Terör konusundaki soruları da yanıtlayan Yazıcı,"Bülent Arınç terör örgütü başının ev hapsinin gündeme gelebileceğini, eğer ki örgüt silah bırakırsa kaydıyla gündeme gelebileceğini söyledi. Terör konusunda, terörle mücadele konusunda çözüm yönünde yeni bir sürece girildiğini hissediyor musunuz" sorusuna ise, "Bir defa bu konuyla alakalı başbakanımız gerekeni söyledi, yani Hükümetimizin çalışmaları kapsamında öyle bir hedef yok, öyle bir konuşma yok, öyle bir politika belirlenmişliği yok" yanıtını verdi. Terörle mücadeleye yeni başlamadıklarını ifade eden Yazıcı, "Geçen haftalarda başbakanımız bu konuyla alakalı açıklaması oldu, Kürtçe dilinin de okullarda seçmeli ders olarak konulabileceğine ilişkin bir talep karşılaması oldu" dedi.

Kendisinin birkaç yıl önce insanların okullarda Arapça, Farsça, İngilizce, Fransızca öğrenebildiğine göre Kürtçenin de seçmeli ders olarak konabileceğini söylediğini belirten Yazıcı, "O zaman Sayın Baykal ana muhalefet partisinin genel başkanı, 'bak' dedi, 'gördünüz mü' dedi, 'baklayı ağzından çıkarttılar' dedi. 'İşte başbakanın en yakınındaki kişi', sanırım o zaman Başbakan Yardımcısı sıfatım da vardı, 'bakın Kürtçe eğitimden söz ediyor, baklayı ağzından çıkarttılar.
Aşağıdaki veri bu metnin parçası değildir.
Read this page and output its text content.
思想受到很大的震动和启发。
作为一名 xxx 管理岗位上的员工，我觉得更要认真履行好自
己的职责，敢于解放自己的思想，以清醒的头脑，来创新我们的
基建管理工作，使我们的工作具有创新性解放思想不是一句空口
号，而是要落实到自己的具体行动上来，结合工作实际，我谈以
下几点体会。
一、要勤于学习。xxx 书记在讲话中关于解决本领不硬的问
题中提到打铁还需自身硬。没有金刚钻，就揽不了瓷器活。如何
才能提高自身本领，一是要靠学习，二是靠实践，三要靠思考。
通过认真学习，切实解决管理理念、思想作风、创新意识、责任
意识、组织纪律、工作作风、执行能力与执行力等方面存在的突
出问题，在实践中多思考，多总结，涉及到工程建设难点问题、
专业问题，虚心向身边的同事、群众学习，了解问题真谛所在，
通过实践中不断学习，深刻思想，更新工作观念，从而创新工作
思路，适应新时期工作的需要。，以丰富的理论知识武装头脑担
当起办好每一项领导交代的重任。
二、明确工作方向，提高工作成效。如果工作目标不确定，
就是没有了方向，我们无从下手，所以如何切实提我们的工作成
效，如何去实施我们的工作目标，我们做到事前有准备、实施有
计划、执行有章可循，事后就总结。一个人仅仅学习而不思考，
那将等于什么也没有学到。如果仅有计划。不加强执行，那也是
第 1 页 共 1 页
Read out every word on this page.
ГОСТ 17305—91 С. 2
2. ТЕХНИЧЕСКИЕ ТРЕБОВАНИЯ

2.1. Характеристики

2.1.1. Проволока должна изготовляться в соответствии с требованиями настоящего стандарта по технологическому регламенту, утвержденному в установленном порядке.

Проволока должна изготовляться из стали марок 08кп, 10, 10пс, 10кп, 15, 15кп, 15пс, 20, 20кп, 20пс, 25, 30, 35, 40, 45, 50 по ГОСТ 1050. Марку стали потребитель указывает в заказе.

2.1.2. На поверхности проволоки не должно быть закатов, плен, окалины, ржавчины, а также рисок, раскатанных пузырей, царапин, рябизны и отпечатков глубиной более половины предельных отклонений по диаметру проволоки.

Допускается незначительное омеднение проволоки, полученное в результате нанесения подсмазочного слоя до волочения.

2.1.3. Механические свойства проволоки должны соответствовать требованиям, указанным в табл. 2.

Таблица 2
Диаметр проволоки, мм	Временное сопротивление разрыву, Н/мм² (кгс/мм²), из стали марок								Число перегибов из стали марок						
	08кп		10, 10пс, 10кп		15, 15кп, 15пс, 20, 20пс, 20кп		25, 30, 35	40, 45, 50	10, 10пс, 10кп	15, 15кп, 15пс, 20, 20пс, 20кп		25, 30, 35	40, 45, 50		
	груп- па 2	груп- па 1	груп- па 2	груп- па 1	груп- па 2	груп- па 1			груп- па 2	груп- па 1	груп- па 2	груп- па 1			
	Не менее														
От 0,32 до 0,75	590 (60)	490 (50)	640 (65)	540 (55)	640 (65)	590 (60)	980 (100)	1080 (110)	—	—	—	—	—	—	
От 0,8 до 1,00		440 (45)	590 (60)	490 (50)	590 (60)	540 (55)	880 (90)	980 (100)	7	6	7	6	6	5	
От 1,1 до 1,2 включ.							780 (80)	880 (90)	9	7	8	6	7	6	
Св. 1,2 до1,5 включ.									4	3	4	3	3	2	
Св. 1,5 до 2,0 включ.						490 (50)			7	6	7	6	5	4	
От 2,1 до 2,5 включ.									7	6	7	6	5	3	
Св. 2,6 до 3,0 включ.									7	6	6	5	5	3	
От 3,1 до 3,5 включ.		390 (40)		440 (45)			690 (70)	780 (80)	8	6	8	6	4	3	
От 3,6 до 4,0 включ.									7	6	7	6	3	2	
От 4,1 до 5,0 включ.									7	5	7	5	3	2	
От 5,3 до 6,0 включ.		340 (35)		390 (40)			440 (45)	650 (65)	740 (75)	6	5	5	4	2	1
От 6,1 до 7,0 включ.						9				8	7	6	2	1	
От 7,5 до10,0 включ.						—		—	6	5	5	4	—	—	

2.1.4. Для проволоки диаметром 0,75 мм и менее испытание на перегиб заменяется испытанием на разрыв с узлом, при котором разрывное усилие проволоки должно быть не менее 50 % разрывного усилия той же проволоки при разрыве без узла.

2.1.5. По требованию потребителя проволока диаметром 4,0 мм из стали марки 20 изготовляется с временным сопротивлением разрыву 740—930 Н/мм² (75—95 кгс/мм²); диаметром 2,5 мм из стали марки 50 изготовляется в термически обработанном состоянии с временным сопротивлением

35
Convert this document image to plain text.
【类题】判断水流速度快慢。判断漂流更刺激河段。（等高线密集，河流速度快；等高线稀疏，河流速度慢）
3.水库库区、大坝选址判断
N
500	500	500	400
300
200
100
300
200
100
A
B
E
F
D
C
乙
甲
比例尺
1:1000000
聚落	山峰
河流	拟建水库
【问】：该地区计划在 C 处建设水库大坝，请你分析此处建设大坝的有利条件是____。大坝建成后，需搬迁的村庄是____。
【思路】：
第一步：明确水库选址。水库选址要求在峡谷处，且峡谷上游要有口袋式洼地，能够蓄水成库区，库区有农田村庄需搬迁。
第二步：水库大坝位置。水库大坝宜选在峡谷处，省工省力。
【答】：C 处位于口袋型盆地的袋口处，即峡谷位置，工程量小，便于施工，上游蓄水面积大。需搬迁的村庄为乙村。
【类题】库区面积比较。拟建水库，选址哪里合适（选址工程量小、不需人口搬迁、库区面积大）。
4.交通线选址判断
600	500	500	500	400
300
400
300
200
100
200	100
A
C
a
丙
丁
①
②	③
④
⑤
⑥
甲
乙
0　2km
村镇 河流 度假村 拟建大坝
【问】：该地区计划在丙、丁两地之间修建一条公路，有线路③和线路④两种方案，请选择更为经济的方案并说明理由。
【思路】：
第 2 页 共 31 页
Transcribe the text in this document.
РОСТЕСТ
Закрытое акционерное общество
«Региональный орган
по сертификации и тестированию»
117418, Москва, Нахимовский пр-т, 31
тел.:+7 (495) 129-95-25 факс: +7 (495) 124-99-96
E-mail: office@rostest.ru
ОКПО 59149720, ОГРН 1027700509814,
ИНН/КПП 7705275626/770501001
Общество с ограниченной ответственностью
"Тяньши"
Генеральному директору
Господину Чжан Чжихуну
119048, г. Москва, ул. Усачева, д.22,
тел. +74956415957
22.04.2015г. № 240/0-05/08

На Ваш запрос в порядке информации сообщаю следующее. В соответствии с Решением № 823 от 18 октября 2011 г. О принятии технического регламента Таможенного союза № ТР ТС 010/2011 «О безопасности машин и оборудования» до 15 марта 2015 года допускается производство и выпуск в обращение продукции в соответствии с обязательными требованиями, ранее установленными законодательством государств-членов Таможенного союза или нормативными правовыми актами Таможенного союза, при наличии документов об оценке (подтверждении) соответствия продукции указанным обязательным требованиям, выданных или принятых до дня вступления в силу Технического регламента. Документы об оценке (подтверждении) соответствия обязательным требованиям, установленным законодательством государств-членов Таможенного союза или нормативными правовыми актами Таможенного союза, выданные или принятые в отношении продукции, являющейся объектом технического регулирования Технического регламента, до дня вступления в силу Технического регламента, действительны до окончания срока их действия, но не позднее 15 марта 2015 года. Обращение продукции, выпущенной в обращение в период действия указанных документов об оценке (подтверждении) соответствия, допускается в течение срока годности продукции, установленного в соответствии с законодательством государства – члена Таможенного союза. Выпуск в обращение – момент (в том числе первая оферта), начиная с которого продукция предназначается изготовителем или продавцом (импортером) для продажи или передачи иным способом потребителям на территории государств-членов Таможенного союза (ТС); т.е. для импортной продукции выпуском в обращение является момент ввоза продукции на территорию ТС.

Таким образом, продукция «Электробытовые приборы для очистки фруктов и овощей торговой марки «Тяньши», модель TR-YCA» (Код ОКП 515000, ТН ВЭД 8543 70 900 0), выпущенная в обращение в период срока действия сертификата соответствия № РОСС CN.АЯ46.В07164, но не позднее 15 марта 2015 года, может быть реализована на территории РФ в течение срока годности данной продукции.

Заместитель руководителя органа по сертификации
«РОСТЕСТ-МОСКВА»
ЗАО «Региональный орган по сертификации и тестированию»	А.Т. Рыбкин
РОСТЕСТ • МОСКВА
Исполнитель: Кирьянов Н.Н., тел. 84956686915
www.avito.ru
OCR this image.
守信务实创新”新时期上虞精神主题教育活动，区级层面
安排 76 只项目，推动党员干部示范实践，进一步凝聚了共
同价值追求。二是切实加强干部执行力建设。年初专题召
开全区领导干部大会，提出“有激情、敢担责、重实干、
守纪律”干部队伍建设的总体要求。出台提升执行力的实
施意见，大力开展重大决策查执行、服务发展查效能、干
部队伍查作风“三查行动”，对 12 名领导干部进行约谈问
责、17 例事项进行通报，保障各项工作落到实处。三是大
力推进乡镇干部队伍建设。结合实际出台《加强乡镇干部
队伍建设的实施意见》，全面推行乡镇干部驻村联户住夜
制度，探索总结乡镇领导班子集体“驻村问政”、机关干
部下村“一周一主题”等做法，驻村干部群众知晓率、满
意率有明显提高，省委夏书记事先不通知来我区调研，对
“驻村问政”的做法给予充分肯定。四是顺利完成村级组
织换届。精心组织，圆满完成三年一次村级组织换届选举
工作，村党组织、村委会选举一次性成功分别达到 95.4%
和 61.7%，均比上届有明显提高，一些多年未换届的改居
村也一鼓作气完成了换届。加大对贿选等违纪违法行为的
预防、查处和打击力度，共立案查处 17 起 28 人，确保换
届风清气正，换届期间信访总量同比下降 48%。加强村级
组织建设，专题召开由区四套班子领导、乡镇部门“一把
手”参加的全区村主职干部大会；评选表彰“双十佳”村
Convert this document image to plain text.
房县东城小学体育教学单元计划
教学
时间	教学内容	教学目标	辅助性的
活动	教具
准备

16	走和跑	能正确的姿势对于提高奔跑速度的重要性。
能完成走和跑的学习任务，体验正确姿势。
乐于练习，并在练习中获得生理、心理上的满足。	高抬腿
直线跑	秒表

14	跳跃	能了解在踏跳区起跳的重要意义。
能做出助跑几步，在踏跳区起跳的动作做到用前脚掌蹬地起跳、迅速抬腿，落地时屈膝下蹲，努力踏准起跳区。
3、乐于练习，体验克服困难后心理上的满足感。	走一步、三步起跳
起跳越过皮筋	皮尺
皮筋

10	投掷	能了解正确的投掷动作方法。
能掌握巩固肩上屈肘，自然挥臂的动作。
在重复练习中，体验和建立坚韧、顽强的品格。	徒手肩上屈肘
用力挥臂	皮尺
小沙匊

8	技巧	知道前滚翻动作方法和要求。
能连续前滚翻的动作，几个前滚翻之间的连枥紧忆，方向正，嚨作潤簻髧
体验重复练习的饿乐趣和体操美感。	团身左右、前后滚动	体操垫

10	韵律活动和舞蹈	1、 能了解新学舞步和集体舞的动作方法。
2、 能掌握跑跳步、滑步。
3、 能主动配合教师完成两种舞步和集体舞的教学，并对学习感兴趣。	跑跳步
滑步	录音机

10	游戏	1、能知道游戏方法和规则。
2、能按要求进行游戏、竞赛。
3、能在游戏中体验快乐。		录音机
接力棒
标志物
Hayır, ben Kürtçe eğitim demedim' şeklinde konuştu.

Bugün ise Cumhuriyet Halk Partisi'nin bu konuya sıcak baktığını ifade eden Yazıcı, algıların örtüşme noktasına geldiğini kaydetti.

Türk-Irak sınırındaki gümrük kapısı konusunda da konuşan Yazıcı, sınır kapılarının kurulmasıyla ilgili Türkiye-Irak arasındaki sınırın değişeceğine dair haberlere ise, "Irak'tan aşağı yukarı bir iki yıldan bu yana böyle sınır kapıları açma noktasında müzakerelerimiz devam ediyor. Ama bu kapıların açılmasıyla bağlantılı olarak sınırların değişeceği şeklinde bir olgu söz konusu değil. Aynı zamanda iki kapı, üç tane de gümrük geçiş noktası veyahut da sınır ticaret merkezi oluşturma çalışmalarımız devam ediyor. Bunlardan bir tanesi de, Şırnak'ta olayların meydana geldiği yerde, son olayda vatandaşların öldüğü yerde, Gülyazı denen mevkide, iki tanesi de Hakkari tarafında orada da sınır ticaret merkezi oluşturmak. Ama henüz sonlanmış durumda değil" dedi. Bir sınır değişikliğinin bilgisi dahilinde olmadığını kaydeden Yazıcı, teknik hazırlık konusunda ise, "Merkezi hükümet var, bölgesel hükümet var, işte iletişim eksikliği oluyor, vesair oluyor, yavaştan alınıyor, siyasi iradeler belki paralel yürüyor, ama bürokratik kadrolar maalesef o iradeye yetişemiyor, onun altını dolduramıyor. Yani, bunlardan bir tanesi de, bizim Habur Çayı üzerindeki giriş-çıkış için kullanılan köprünün hemen yanında oradaki aktiviteyi de azaltmak, o yükü de taşımak üzere bir köprü daha yapımı projemiz var. Bu anlamda biz gerçekten bütçeye ödeneğimizi koymuşuz, Ulaştırma Bakanlığımız yapacak. Ama bunun faaliyete geçmesi için karşı tarafın da, köprünün bir ayağı da komşu ülkenin toprağında olacağına göre, onların işlemlerinin bitirmelerini bekliyoruz" şeklinde konuştu.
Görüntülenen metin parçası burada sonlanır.